Sexual Selection

∞ generated and posted on 2016.09.10 ∞

Biased reproductive success that results from variation in access to potential mates.

For sexual organisms, sexual access to mates is essential for fitness and access often can require what is essentially permission from a potential mate before mating can commence. Alternatively, such access can require that one first fight or otherwise compete with members of one's own gender.

Permission often can involve judgment of the attractiveness of a potential mate and, as a consequence, natural selection tends to favor those organisms which are most attractive to potential mates. Which gender is affected often depends on how much energy and effort the choosing gender has to put into the raising of offspring, with greater discrimination tending to be associated with greater costs stemming from choosing poorly. See intersexual selection.
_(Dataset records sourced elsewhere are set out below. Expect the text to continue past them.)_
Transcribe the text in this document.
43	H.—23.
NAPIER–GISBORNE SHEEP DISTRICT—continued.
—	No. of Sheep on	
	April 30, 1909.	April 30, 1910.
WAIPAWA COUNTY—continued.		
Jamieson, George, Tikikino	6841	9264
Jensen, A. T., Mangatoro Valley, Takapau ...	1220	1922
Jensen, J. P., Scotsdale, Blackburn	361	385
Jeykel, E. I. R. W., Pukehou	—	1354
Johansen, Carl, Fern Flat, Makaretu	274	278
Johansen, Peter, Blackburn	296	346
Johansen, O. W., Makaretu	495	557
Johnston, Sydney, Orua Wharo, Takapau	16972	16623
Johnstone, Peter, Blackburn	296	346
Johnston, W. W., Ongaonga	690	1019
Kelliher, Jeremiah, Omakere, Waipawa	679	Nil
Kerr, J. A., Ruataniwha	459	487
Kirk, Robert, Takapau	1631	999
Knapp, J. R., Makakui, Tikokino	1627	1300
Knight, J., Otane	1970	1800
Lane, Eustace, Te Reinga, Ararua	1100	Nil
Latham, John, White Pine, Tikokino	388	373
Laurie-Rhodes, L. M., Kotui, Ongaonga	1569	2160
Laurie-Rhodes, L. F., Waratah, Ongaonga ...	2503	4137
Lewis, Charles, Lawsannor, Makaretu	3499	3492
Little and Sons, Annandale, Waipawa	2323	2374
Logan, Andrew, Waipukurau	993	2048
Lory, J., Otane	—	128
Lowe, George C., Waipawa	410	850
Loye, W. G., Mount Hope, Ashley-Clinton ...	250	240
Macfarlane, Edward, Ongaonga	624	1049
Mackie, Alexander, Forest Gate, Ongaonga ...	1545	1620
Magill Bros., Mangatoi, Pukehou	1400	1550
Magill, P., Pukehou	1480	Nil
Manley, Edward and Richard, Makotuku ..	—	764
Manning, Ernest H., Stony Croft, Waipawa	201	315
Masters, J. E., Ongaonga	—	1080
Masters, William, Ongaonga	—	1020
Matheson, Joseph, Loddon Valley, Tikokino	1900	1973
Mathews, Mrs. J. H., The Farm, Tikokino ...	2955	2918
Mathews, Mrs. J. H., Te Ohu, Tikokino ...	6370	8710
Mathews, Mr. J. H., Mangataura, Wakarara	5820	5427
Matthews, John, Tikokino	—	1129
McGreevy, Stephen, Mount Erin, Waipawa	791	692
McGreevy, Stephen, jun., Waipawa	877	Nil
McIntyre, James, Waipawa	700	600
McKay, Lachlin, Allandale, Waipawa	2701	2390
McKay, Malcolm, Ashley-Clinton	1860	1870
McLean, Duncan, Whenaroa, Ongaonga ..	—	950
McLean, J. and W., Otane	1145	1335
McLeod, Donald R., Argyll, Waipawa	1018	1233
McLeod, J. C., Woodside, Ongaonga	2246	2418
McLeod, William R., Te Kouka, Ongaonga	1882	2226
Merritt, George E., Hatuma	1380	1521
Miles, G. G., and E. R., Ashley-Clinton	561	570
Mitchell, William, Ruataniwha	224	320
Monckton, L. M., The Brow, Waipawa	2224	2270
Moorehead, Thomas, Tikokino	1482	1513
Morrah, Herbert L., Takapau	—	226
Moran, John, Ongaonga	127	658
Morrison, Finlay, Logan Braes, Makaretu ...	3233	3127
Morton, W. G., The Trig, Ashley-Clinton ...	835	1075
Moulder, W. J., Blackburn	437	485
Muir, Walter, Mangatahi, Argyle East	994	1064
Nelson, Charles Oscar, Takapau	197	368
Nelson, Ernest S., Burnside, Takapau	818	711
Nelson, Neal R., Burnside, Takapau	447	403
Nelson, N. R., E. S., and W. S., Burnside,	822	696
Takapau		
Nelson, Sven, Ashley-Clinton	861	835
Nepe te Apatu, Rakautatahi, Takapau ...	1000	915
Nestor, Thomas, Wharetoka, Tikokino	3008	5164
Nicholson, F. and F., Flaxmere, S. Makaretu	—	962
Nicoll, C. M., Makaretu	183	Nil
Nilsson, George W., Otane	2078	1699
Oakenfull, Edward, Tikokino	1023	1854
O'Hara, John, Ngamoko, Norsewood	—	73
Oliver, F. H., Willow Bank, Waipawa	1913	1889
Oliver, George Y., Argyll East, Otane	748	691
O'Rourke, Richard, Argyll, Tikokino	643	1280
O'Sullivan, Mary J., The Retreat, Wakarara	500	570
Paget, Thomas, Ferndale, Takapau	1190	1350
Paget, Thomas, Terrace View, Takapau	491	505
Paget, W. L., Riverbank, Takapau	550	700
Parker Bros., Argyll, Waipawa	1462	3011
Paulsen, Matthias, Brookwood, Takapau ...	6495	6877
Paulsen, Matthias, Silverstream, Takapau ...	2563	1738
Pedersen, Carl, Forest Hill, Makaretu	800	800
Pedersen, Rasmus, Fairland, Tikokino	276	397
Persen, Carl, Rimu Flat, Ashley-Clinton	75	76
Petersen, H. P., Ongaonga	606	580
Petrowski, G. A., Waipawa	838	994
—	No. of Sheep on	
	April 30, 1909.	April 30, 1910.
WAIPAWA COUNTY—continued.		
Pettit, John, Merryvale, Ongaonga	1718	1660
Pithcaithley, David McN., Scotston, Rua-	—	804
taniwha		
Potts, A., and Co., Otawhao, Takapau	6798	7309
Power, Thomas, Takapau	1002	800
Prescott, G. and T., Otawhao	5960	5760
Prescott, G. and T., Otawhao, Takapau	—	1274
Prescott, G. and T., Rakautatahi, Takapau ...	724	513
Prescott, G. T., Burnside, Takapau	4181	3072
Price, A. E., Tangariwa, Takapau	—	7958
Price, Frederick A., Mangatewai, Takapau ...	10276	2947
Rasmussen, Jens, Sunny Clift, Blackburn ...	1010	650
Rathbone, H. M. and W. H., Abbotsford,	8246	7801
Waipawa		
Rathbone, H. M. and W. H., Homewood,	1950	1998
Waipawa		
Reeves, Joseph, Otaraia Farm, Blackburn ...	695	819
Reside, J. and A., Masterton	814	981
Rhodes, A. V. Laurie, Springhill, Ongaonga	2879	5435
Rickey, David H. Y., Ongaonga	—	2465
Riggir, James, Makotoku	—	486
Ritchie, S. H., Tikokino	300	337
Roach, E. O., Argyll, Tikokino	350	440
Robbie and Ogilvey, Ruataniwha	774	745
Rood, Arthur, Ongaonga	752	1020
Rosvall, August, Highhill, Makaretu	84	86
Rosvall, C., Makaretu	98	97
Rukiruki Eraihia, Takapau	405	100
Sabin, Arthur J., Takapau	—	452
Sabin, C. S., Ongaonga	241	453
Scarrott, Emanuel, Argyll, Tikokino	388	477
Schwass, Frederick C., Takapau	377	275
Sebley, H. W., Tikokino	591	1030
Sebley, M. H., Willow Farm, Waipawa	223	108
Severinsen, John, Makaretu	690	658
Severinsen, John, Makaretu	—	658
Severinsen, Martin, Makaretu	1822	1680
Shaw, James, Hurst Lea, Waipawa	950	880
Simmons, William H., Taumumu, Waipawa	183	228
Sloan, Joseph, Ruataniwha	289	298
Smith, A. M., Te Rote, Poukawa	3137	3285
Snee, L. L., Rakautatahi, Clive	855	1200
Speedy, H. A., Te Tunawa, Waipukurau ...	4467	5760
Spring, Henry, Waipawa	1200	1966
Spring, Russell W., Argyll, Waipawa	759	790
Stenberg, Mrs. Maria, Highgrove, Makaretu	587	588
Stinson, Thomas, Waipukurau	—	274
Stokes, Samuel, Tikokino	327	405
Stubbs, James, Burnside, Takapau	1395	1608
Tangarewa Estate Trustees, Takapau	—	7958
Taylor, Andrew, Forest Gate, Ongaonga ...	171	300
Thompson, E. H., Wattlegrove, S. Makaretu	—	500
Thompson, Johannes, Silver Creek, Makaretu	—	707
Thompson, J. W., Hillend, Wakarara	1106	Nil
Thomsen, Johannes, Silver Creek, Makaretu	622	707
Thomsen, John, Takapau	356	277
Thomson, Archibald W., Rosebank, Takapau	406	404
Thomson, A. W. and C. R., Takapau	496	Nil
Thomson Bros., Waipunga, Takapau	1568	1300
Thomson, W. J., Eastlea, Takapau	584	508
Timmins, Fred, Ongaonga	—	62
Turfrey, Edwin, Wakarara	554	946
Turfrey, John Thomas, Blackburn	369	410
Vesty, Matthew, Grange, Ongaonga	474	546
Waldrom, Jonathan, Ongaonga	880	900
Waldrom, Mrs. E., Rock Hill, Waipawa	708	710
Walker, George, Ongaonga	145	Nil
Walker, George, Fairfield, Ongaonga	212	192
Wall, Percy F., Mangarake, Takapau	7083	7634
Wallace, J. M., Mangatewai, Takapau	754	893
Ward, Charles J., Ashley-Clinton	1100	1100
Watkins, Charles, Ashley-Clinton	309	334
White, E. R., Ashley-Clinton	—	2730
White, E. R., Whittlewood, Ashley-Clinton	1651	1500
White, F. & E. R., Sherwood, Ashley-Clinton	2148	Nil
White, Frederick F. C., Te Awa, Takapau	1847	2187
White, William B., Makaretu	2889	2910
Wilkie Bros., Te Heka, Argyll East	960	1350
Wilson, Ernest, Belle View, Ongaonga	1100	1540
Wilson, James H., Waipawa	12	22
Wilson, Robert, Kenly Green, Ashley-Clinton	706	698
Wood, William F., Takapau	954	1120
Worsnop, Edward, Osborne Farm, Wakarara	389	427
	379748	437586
Fighting can require large body size or various weapons, often resulting in the evolution of sexual dimorphism. See intrasexual selection. See also prezygotic barriers such as those associated with behavioral isolation.

Sexual selection is most notable (and noticeable) when the results are adaptations that seemingly run counter to the carrier's survival, such as the peacock's tail. That counter intuitiveness, however, can actually be the point, where certain genders essentially are handicapped so that those with less than ideal genes are less able to survive than the otherwise might be.

That is, the selecting gender is not necessarily selecting for arbitrary features so much as aspects that can be good indicators of overall Darwinian fitness. Similarly, attractiveness often is dependent on traits that tend to degrade given poor nutrition or excessive parasite loads, again providing not so much arbitrary features as robust indicators of healthfulness as well as the potential to survive.